Por outro lado, é necessário determinar inequivocamente que todas estas actividades são obrigatórias, qualquer que seja a modalidade de organização de serviços escolhida.
- Artigo 102º – Informação técnica
A lei deve definir claramente quem pode ter acesso à informação técnica relativa à segurança no trabalho, devendo em qualquer caso esta informação ser sempre acessível aos representantes dos trabalhadores para a segurança e saúde no trabalho, ainda que sob reserva de confidencialidade nos termos gerais aplicáveis às informações transmitidas às estruturas representativas dos trabalhadores.
A CGTP-IN considera inaceitáveis os termos em que está definido, no nº3 deste artigo, o acesso à informação sobre segurança no trabalho por parte dos representantes dos trabalhadores.
- Artigo 106º Acesso a informação
Para além do acesso a informação por parte do médico, é essencial que sejam previstos mecanismos de articulação entre os médicos do trabalho e os técnicos de segurança, porque o que se verifica na prática é que os médicos frequentemente desconhecem completamente os riscos a que os trabalhadores estão concretamente expostos e as actividades de segurança desenvolvidas e respectivos efeitos na saúde dos trabalhadores. Este problema agudiza-se quando os serviços de segurança e os de saúde são prestados por entidades separadas e em particular quando se trata de serviços externos.

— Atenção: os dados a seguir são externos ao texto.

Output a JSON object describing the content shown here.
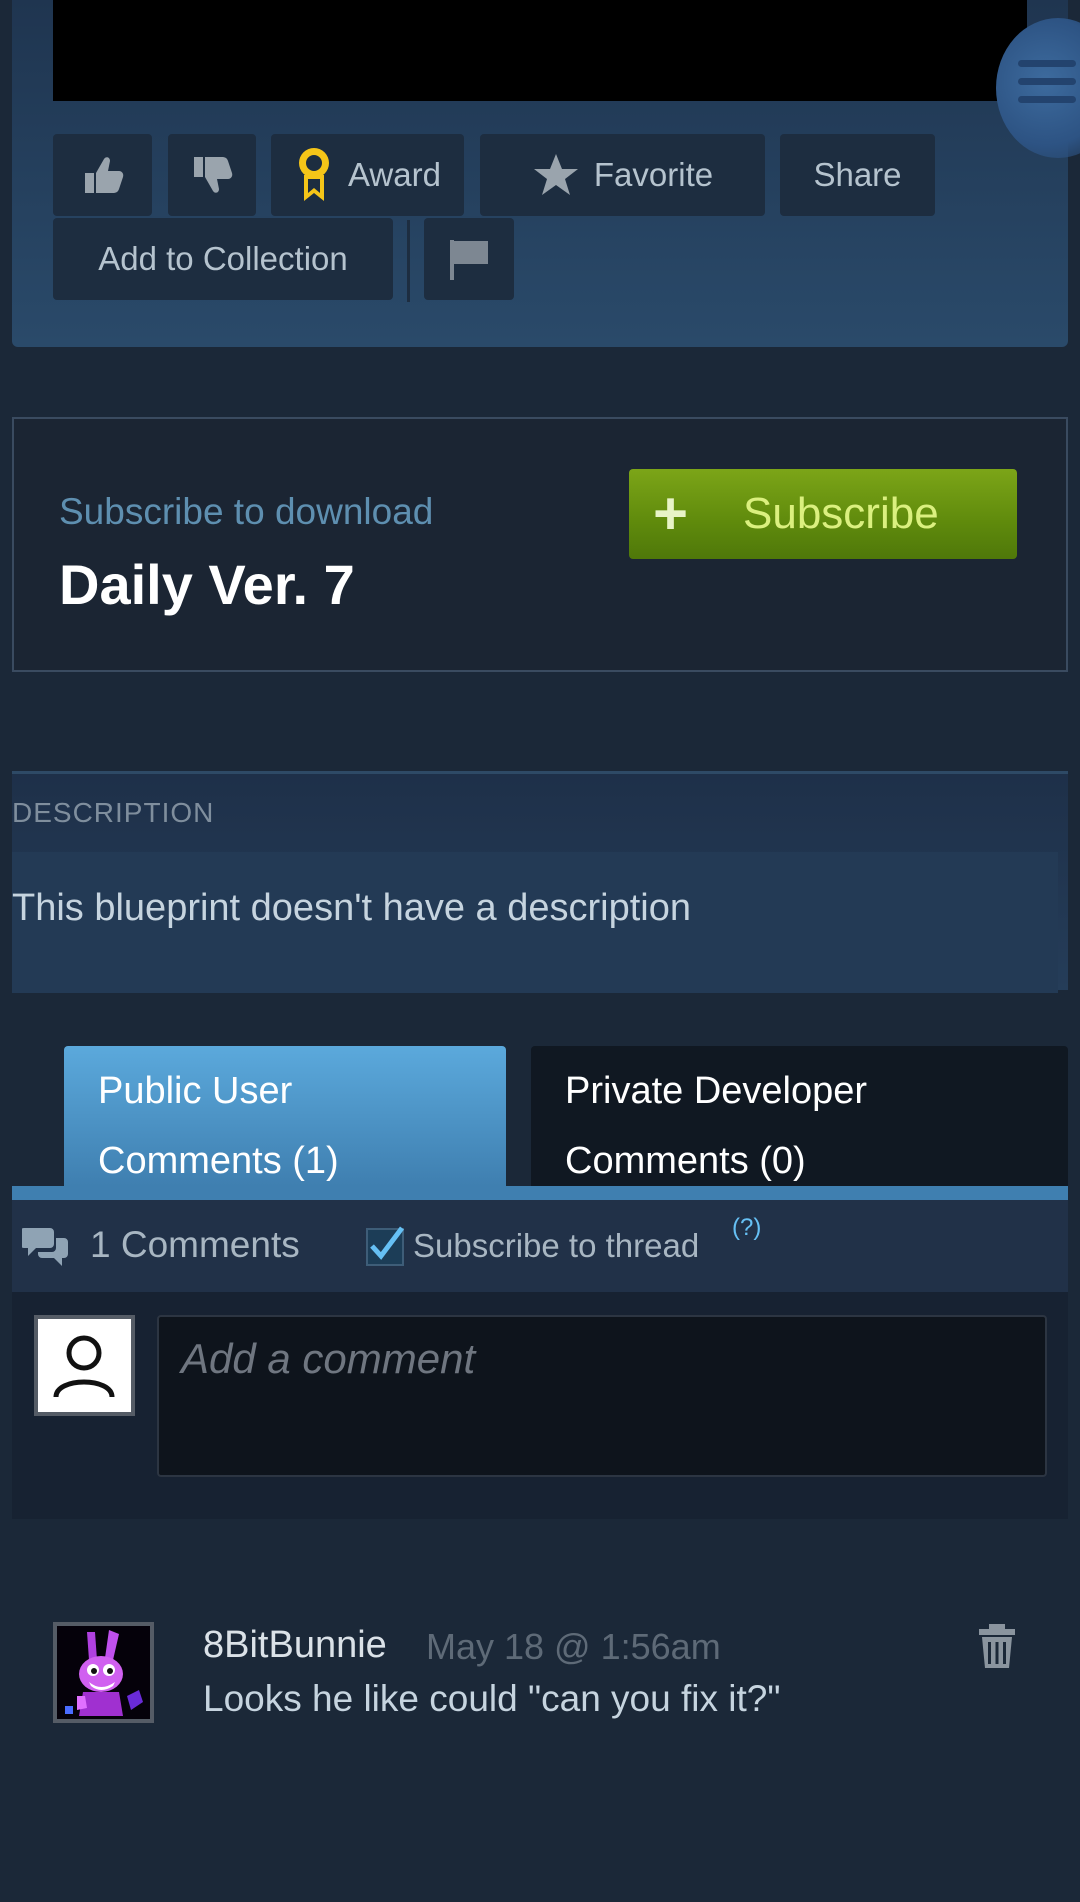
{
  "actions": {
    "thumbs_up_icon": "thumbs-up-icon",
    "thumbs_down_icon": "thumbs-down-icon",
    "award_label": "Award",
    "favorite_label": "Favorite",
    "share_label": "Share",
    "add_to_collection_label": "Add to Collection",
    "flag_icon": "flag-icon"
  },
  "subscribe": {
    "label": "Subscribe to download",
    "title": "Daily Ver. 7",
    "button_label": "Subscribe"
  },
  "description": {
    "header": "DESCRIPTION",
    "text": "This blueprint doesn't have a description"
  },
  "tabs": [
    {
      "line1": "Public User",
      "line2": "Comments (1)",
      "active": true
    },
    {
      "line1": "Private Developer",
      "line2": "Comments (0)",
      "active": false
    }
  ],
  "comments": {
    "count_label": "1 Comments",
    "subscribe_thread_label": "Subscribe to thread",
    "subscribe_thread_checked": true,
    "help_label": "(?)",
    "input_placeholder": "Add a comment",
    "items": [
      {
        "author": "8BitBunnie",
        "timestamp": "May 18 @ 1:56am",
        "text": "Looks he like could \"can you fix it?\""
      }
    ]
  },
  "colors": {
    "background": "#1b2838",
    "subscribe_green": "#75a015",
    "tab_active_blue": "#4f93c9",
    "link_blue": "#66c0f4",
    "award_gold": "#f5c518"
  }
}
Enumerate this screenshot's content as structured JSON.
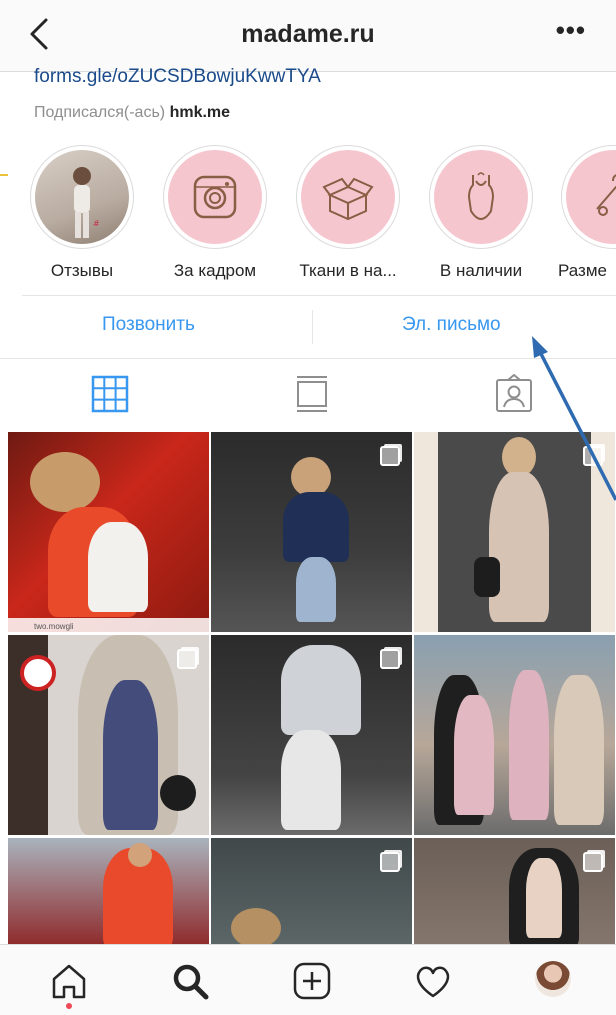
{
  "header": {
    "title": "madame.ru",
    "more_label": "•••",
    "back_icon": "chevron-left-icon"
  },
  "profile": {
    "link": "forms.gle/oZUCSDBowjuKwwTYA",
    "followed_prefix": "Подписался(-ась)",
    "followed_by": "hmk.me"
  },
  "highlights": [
    {
      "label": "Отзывы",
      "icon": "photo"
    },
    {
      "label": "За кадром",
      "icon": "camera-icon"
    },
    {
      "label": "Ткани в на...",
      "icon": "box-icon"
    },
    {
      "label": "В наличии",
      "icon": "bodysuit-icon"
    },
    {
      "label": "Разме",
      "icon": "hanger-icon"
    }
  ],
  "actions": {
    "call": "Позвонить",
    "email": "Эл. письмо"
  },
  "tabs": [
    "grid-icon",
    "feed-icon",
    "tagged-icon"
  ],
  "grid": {
    "watermark": "two.mowgli"
  },
  "bottom_nav": [
    "home-icon",
    "search-icon",
    "new-post-icon",
    "heart-icon",
    "profile-avatar"
  ],
  "colors": {
    "accent": "#3897f0",
    "highlight_bg": "#f6c6cf",
    "annotation_arrow": "#2f6bb0",
    "link": "#1a4a8a"
  }
}
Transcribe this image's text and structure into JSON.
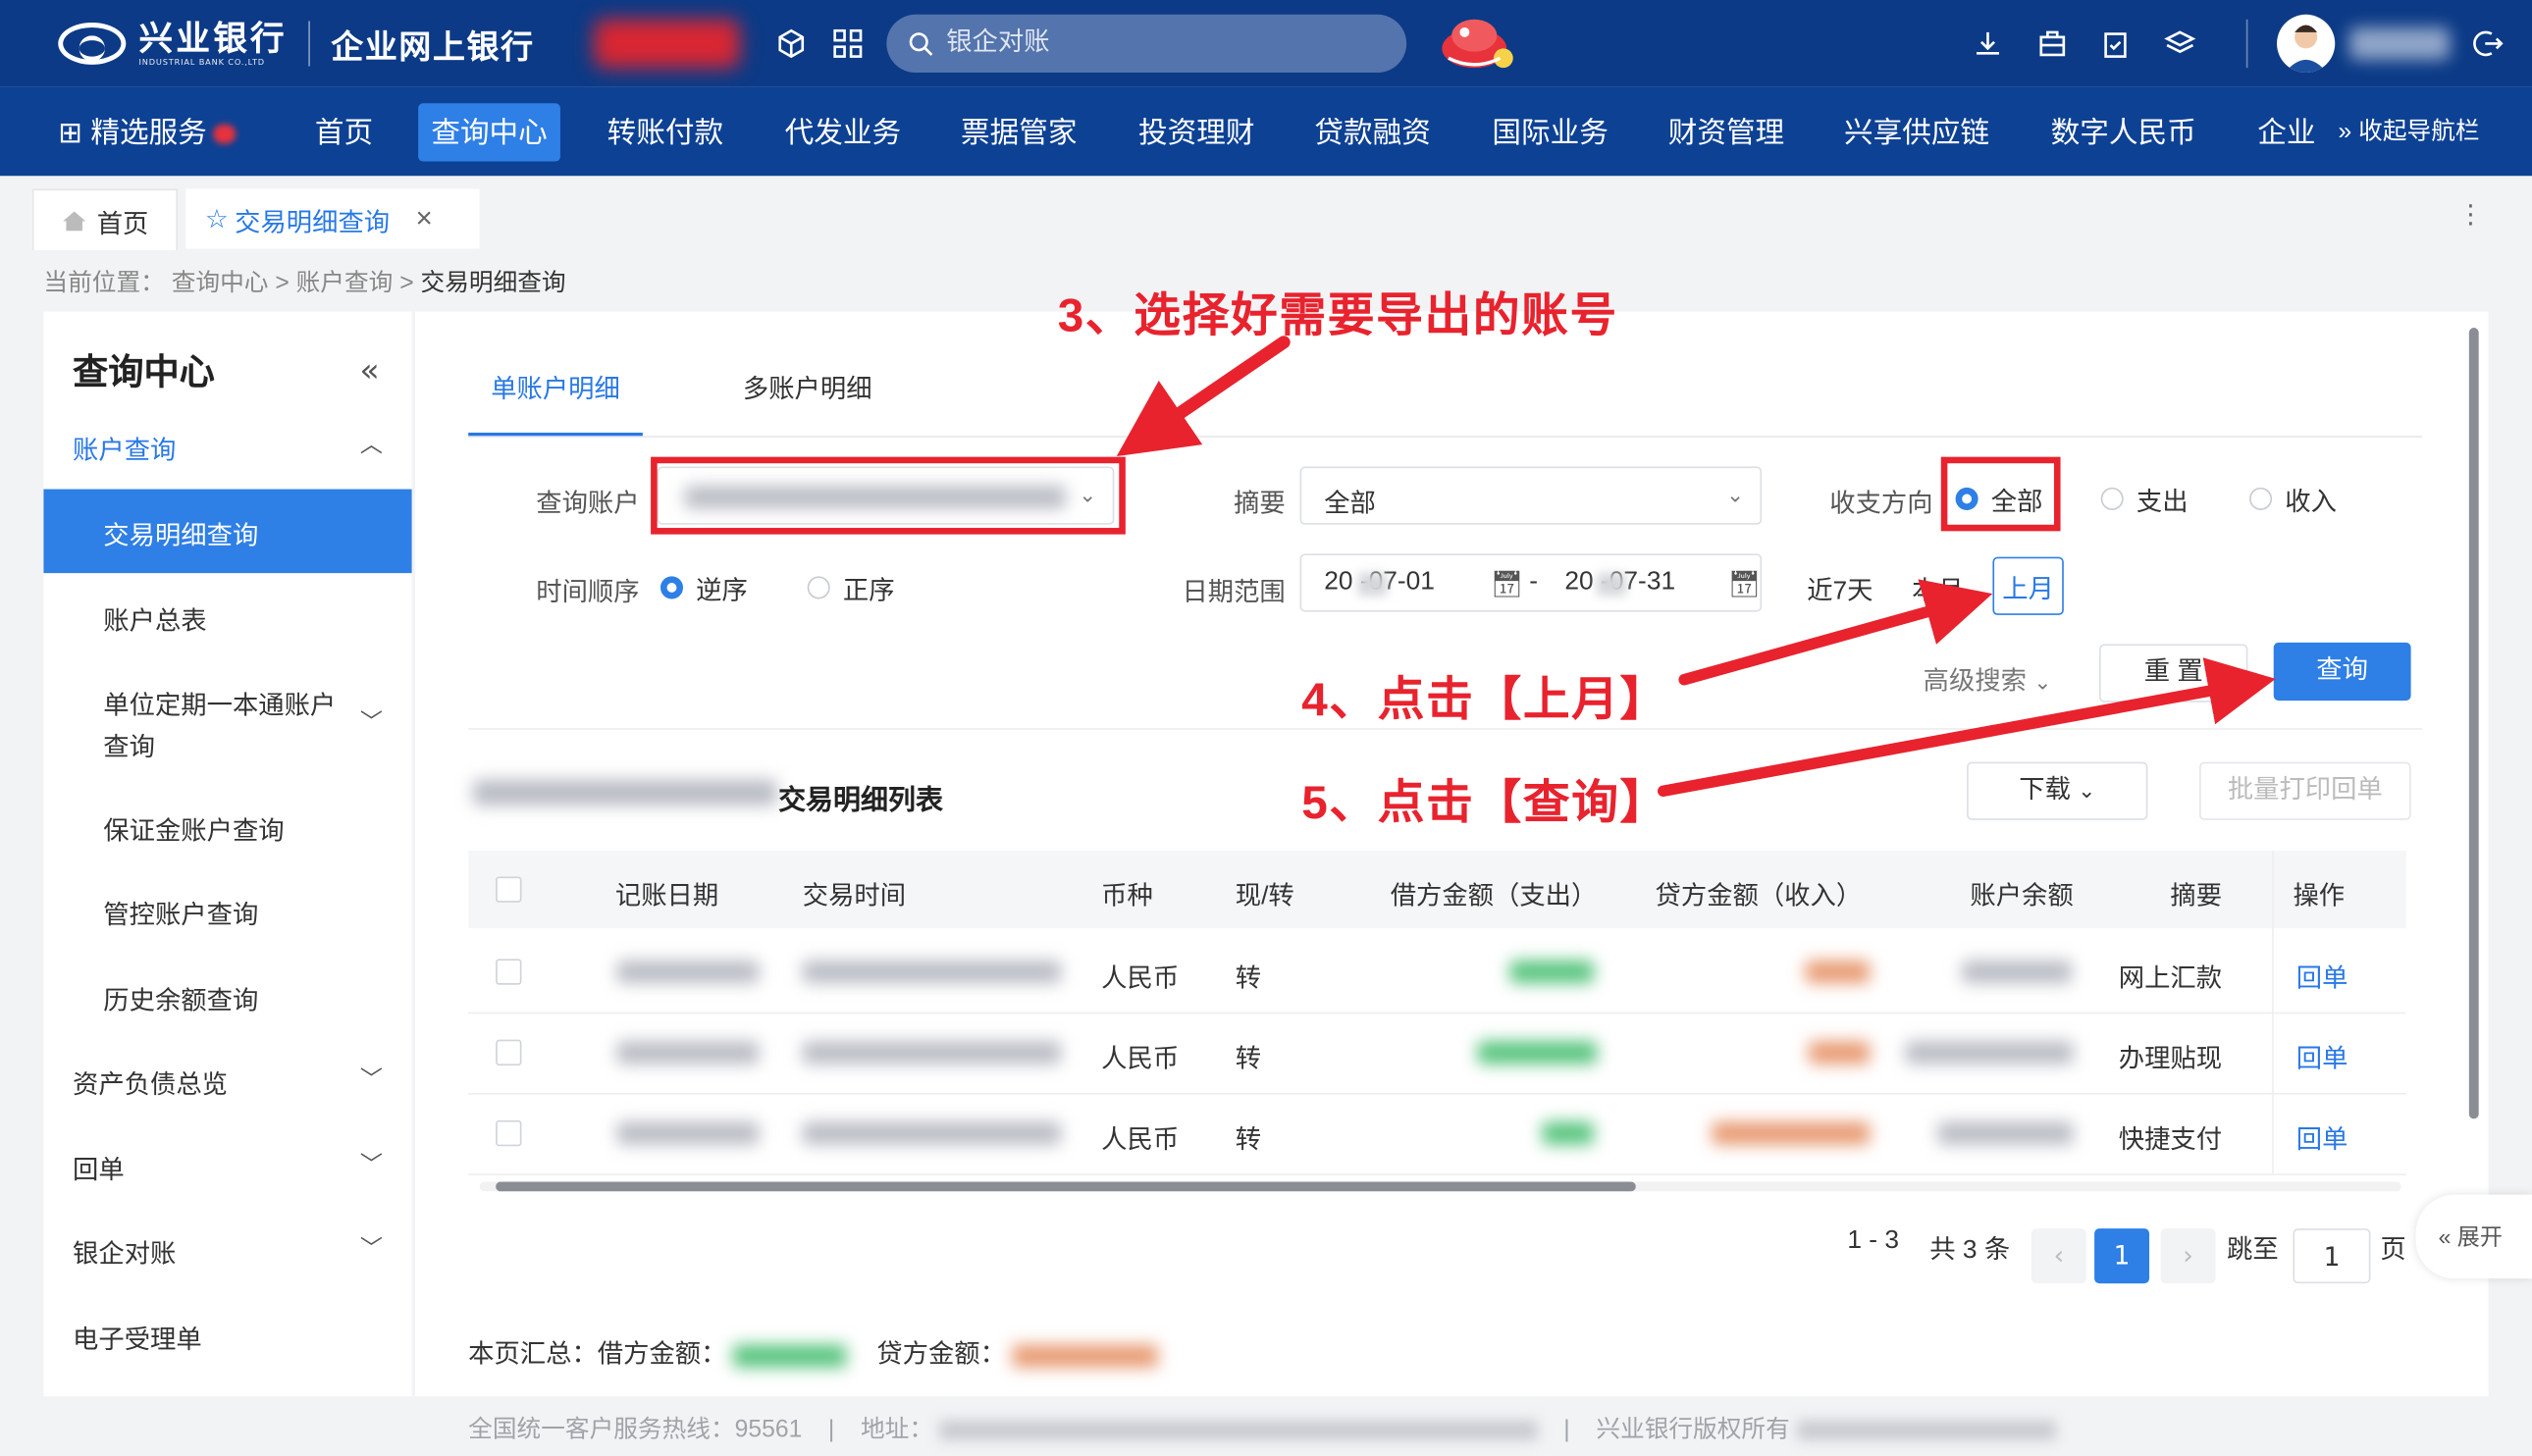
{
  "header": {
    "bank_name": "兴业银行",
    "bank_name_en": "INDUSTRIAL BANK CO.,LTD",
    "site_name": "企业网上银行",
    "search_placeholder": "银企对账"
  },
  "nav": {
    "items": [
      "精选服务",
      "首页",
      "查询中心",
      "转账付款",
      "代发业务",
      "票据管家",
      "投资理财",
      "贷款融资",
      "国际业务",
      "财资管理",
      "兴享供应链",
      "数字人民币",
      "企业"
    ],
    "active": "查询中心",
    "collapse_label": "收起导航栏"
  },
  "tabs": {
    "home": "首页",
    "current": "交易明细查询"
  },
  "breadcrumb": {
    "prefix": "当前位置：",
    "items": [
      "查询中心",
      "账户查询",
      "交易明细查询"
    ]
  },
  "sidebar": {
    "title": "查询中心",
    "items": [
      {
        "label": "账户查询",
        "kind": "group-open"
      },
      {
        "label": "交易明细查询",
        "kind": "active"
      },
      {
        "label": "账户总表",
        "kind": "sub"
      },
      {
        "label": "单位定期一本通账户",
        "label2": "查询",
        "kind": "sub-group"
      },
      {
        "label": "保证金账户查询",
        "kind": "sub"
      },
      {
        "label": "管控账户查询",
        "kind": "sub"
      },
      {
        "label": "历史余额查询",
        "kind": "sub"
      },
      {
        "label": "资产负债总览",
        "kind": "group"
      },
      {
        "label": "回单",
        "kind": "group"
      },
      {
        "label": "银企对账",
        "kind": "group"
      },
      {
        "label": "电子受理单",
        "kind": "item"
      }
    ]
  },
  "main": {
    "tabs": [
      "单账户明细",
      "多账户明细"
    ],
    "form": {
      "account_label": "查询账户",
      "summary_label": "摘要",
      "summary_value": "全部",
      "direction_label": "收支方向",
      "direction_options": [
        "全部",
        "支出",
        "收入"
      ],
      "direction_selected": "全部",
      "order_label": "时间顺序",
      "order_options": [
        "逆序",
        "正序"
      ],
      "order_selected": "逆序",
      "date_label": "日期范围",
      "date_start": "20  -07-01",
      "date_sep": "-",
      "date_end": "20  -07-31",
      "quick": [
        "近7天",
        "本月",
        "上月"
      ],
      "advanced": "高级搜索",
      "reset": "重 置",
      "query": "查询"
    },
    "list": {
      "title": "交易明细列表",
      "download": "下载",
      "batch_print": "批量打印回单",
      "columns": [
        "记账日期",
        "交易时间",
        "币种",
        "现/转",
        "借方金额（支出）",
        "贷方金额（收入）",
        "账户余额",
        "摘要",
        "操作"
      ],
      "rows": [
        {
          "currency": "人民币",
          "type": "转",
          "summary": "网上汇款",
          "op": "回单"
        },
        {
          "currency": "人民币",
          "type": "转",
          "summary": "办理贴现",
          "op": "回单"
        },
        {
          "currency": "人民币",
          "type": "转",
          "summary": "快捷支付",
          "op": "回单"
        }
      ]
    },
    "pagination": {
      "range": "1 - 3",
      "total": "共 3 条",
      "current": "1",
      "goto_label": "跳至",
      "goto_value": "1",
      "page_unit": "页"
    },
    "summary": {
      "debit_label": "本页汇总：借方金额：",
      "credit_label": "贷方金额："
    }
  },
  "footer": {
    "hotline": "全国统一客户服务热线：95561",
    "address_label": "地址：",
    "copyright": "兴业银行版权所有"
  },
  "expand_label": "展开",
  "annotations": {
    "step3": "3、选择好需要导出的账号",
    "step4": "4、点击【上月】",
    "step5": "5、点击【查询】"
  },
  "colors": {
    "header_bg": "#0c3a86",
    "nav_bg": "#0d4194",
    "accent": "#2e7fe6",
    "annotation_red": "#e8232e"
  }
}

- Artigo 108º – Exames de saúde
Tendo em conta que todos os dados relativos à saúde das pessoas são tidos como dados especialmente sensíveis e sujeitos a regras estritas de protecção nos termos da Constituição e da Lei; tendo em conta também o disposto no Código do Trabalho, aprovado pela Lei 7/2009, de 12 de Fevereiro, em matéria de direitos de personalidade, especialmente os artigos 17º e 19º; e considerando finalmente os múltiplos e recorrentes abusos perpetrados neste domínio, entendemos que é oportuno que a regulamentação relativa à segurança e saúde no trabalho defina claramente quais os concretos exames de saúde cuja realização é exigível para estes efeitos.
Nomeadamente, a lei deverá prever que os exames de admissão e os exames periódicos que os trabalhadores estão obrigados a realizar compreendem apenas os exames e testes de saúde clinicamente adequados a comprovar a aptidão do trabalhador para o desempenho da sua actividade laboral e a determinar as repercussões da actividade desenvolvida na actividade do trabalhador. A decisão sobre o tipo de exames e testes de saúde a realizar é uma decisão exclusivamente clínica, que compete unicamente ao médico do trabalho, estando vedado ao empregador ou a quem o represente impor a realização deste ou daquele exame ou teste de saúde em concreto.